Chiesa calabrese in fermento. Un’affermazione testimoniata dal trasferimeto del monsignor Giuseppe Schillaci, vescovo di Lamezia Terme. Un addio che segue quello dei colleghi Luigi Renzo, a capo della curia vescovile di Mileto-Nicotera-Tropea nella provincia di Vibo, e Vincenzo Bertolone, presule della diocesi Catanzaro-Squillace, i quali avevano invece deciso di fare un passo indietro rispettivamente a luglio e settembre 2021. Nove mesi circa, quindi, che hanno scandito una lunga serie di avvicendamenti fra i prelati della regione. Notizia inedita, anche se non sufficiente a dar corso a dietrologie come peraltro raccomandato stamani in occasione del saluto a monsignor Schillaci del vicario generale lametino don Pino Angotti. Che ha preso la parola dal pulpito, davanti a una Cattedrale della città della Piana gremita in ogni ordine di posto con in prima fila - fra gli altri - il sindaco Paolo Mascaro. Qualsiasi congettura, sempre secondo don Angotti, è da considerarsi un «esercizio inutile». Questo il parere del vicario espresso, forse non a caso guardando dritto nella direzione del suo vescovo, a cui ha rivolto sentite frasi di commiato: «L’abbiamo accolta tre anni fa e ora siamo tristi nel salutarla. Ma Dio sa cosa fa».

Un forte incoraggiamento, dato avendo probabilmente visto - al pari dei fedeli presenti - uno Schillaci molto provato. Considerazione testimoniata dalla voce del presule in alcuni frangenti rotta dalla commozione mentre rivolgeva l’arrivederci alla sua gente. Un’emozione che ha dato luogo a frequenti applausi di affetto e gratitudine. Il medesimo sostegno, lo si ribadisce, manifestato da don Angotti, che ha oltretutto spiegato: «La Fede è molto più semplice di qualunque ragionamento. E basta pensare che le nostre strade si appartengono, e si apparteranno per sempre, per non dover aggiungere altro. La Chiesa lametina, dunque, adesso farà ancora di più.

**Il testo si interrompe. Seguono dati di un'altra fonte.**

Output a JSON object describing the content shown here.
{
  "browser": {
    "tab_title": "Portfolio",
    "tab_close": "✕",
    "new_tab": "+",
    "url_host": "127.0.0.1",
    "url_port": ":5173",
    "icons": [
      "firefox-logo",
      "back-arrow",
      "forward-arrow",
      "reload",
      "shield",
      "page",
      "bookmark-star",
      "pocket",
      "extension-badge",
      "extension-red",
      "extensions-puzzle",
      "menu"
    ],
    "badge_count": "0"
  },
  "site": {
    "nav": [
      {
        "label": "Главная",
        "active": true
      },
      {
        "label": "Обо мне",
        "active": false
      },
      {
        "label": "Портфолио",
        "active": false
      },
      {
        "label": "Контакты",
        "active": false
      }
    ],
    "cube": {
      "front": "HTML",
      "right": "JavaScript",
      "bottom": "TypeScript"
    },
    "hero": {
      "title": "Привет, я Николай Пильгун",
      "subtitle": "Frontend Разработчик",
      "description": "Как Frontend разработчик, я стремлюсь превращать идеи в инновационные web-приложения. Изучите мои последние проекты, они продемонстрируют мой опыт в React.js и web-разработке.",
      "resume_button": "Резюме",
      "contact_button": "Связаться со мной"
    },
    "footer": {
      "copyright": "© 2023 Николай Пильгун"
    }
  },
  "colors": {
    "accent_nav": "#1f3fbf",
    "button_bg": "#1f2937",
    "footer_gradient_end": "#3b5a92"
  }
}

Si eviti, però, di giocare al toto-vescovo (riferito ai pronostici sul nome del successore di Schillaci, ndr) o di formulare ipotesi. Vi sarà comunicato tutto al momento opportuno. Diamo solo il tempo al vescovo di stare tranquillo in attesa dei saluti istituzionali. Mi comporterò così anch’io, perché se il vicario potesse dire ciò che ha nel cuore chissà quante cose belle verrebbero fuori. Ma le tengo custodite, aspettando di far sbocciare fiori meravigliosi da ogni pensiero». Come premesso, tuttavia, prima di lui un visibilmente commosso Schillaci aveva fatto alcune riflessioni.

Il presule ha infatti asserito: «Ho sentito alcuni vescovi, che mi ha fatto tanto piacere conoscere come, in particolare, un figlio di questa Chiesa: monsignor Mario Milano. Ma, del resto, il prete non è prete per sé. Viene dal popolo e serve il popolo. Ora, quindi, c’è un cammino, sinodale, da proseguire. Perché la Chiesa è comunione, missione e partecipazione. Io fra poco tornerò nella mia Sicilia e anche lì dovrò portare questi concetti. A voi, però, chiedo di pregare per il nuovo presule, che non tarderà ad arrivare. Chiediamo dunque a Dio che sia un pastore capace di guidare la diocesi lametina e ai nostri Santi protettori, Pietro e Paolo, di intercedere. Pregate però pure per me affinché il Signore mi permetta di rimettermi in marcia con coraggio e umiltà. Perché – ha concluso – con una citazione di San Paolo VI del 30 giugno 1974, ripeto che “non si concepisce un vescovo non votato all’amore di Dio nella sua più ampia accezione”».